Wenn ein Kind körperlich, geistig oder seelisch behindert ist - welche Schule sollte es dann besuchen? Ist eine Sonderschule mit Förderung in kleinen Gruppen das Beste? Oder eine sonderpädagogisch unterstützte Regelschule, mitten in der Gesellschaft?

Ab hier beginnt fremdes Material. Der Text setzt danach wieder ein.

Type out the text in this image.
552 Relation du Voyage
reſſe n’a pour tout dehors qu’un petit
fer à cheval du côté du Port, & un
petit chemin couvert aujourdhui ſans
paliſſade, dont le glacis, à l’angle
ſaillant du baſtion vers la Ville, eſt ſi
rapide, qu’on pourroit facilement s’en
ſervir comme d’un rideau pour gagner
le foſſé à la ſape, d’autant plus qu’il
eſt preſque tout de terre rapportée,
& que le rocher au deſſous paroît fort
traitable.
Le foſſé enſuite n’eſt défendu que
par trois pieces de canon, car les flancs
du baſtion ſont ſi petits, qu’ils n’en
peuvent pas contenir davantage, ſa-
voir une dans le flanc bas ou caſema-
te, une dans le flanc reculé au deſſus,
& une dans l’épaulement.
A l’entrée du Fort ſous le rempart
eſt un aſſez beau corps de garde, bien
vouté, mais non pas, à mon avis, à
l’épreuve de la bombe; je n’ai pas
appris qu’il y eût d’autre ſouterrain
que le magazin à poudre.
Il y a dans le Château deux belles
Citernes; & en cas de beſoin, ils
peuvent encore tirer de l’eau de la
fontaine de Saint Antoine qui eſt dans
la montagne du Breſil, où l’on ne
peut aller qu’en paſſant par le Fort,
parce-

Beschämend finden es manche, dass diese Frage überhaupt noch gestellt und dass so erbittert darüber gestritten wird. Doch die sogenannte Inklusion - die Integration von aktuell 524 000 gehandicapten Kindern und Jugendlichen in die reguläre Schule - ist kein Selbstläufer. Höchst unterschiedlich sind die Fortschritte in Deutschland. In Bremen besuchen 89 von 100 Schülern mit Förderbedarf eine Regelschule. In Hessen nur 27. Über die Qualität des inklusiven Unterrichts sagen solche nackten Zahlen kaum etwas. Über den politischen Willen umso mehr:
UN-Behindertenrechtskonvention
2009 trat in Deutschland die Behindertenrechtskonvention (BRK) der Vereinten Nationen in Kraft. Sie verpflichtet Vertragsstaaten dazu, ein inklusives Schulsystem zu schaffen. Befürworter einer strikten Inklusion verstehen darunter die Abschaffung von Sonderschulen. Dagegen sehen Anhänger des gegliederten Schulsystems Sonderschulen als Teil des allgemeinen Schulsystems, das folglich inklusiv sei. Der Streit entzweit Lehrer, Wissenschaftler und Politiker. SPD, Grüne und Linkspartei wollen Sonderschulen eher schließen, CDU, CSU und FDP sind eher für deren Erhalt.
Zukunft der Inklusion in NRW
Wie gefährlich der politische Wille den Regierenden werden kann, haben die letzten Wahlen in Nordrhein-Westfalen gezeigt. Einer der Hauptgründe für die Abwahl von Rot-Grün war die Schulpolitik. Der Tropfen, der den Frust zum Überlaufen brachte, war die Inklusion. Mehr als ein Viertel aller förderbedürftigen Schüler in Deutschland lebt in NRW: 140 500 Kinder und Teenager. 41 Prozent von ihnen besuchen Regelschulen, vor zehn Jahren waren es zwölf Prozent. Doch um den gemeinsamen Unterricht von Kindern mit und ohne Handicap auch qualitativ erfolgreich aufzubauen, fehlt es bis heute vielen Schulen an Ausstattung und Fachpersonal. Lehrer und Eltern protestierten immer lauter. Gut gemeint, schlecht gemacht, lautete die landläufige Kritik an der rot-grünen Politik.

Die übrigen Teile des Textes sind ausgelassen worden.